CANTON — A two-year journey into enlightenment started with an arrogant Marc C. Morley standing before a county judge and facing prison.
It was his fifth driving while intoxicated charge — a felony — and with it, a string of other related charges, St. Lawrence County Court Judge Jerome J. Richards said during one of Mr. Morley’s several court appearances.
Mr. Morley didn’t take the charges against him seriously. It was his first time in the court system, he said, and while he was released on probation, he quickly ended up back in court and in jail for violations.
“I was put on probation and I continued to drink, thinking, ‘Whatever, it is just a DWI and it is not a big deal,’” Mr. Morley said. “I learned pretty quickly that probation is not a joke.”
And with his violations, Mr. Morley said the consequences started to come. If he were convicted, he would face up to seven years in prison. But thanks to a program that offers redemption instead of prison, Mr. Morley had a window of opportunity.
That program was built on believing in more than just a second chance for offenders suffering addiction or alcoholism.
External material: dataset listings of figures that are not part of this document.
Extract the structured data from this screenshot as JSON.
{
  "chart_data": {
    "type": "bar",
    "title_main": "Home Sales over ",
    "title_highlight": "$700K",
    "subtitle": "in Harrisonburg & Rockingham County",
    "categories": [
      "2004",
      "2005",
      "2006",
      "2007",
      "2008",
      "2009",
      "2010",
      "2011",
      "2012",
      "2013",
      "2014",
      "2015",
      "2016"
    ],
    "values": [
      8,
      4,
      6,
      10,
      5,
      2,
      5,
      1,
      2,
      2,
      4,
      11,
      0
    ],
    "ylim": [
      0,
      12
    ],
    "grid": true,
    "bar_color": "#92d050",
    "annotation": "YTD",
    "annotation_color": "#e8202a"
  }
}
The St. Lawrence County Judicial Diversion Program seeks to diminish substance abuse, crime and recidivism through intensive supervision, treatment and judicial monitoring of court participants, according to its mission statement.
It has sister programs in Jefferson, Lewis and Oswego counties.
The program gives those convicted of drug-and-alcohol-related criminal offenses a chance to reduce the severity of their sentences by undergoing counseling and weekly drug testing and getting a job or pursuing an education.
The primary focus of the program is on participants becoming productive members of society by teaching them the skills necessary to address their alcohol and drug dependency/abuse and ultimately end their criminal activity.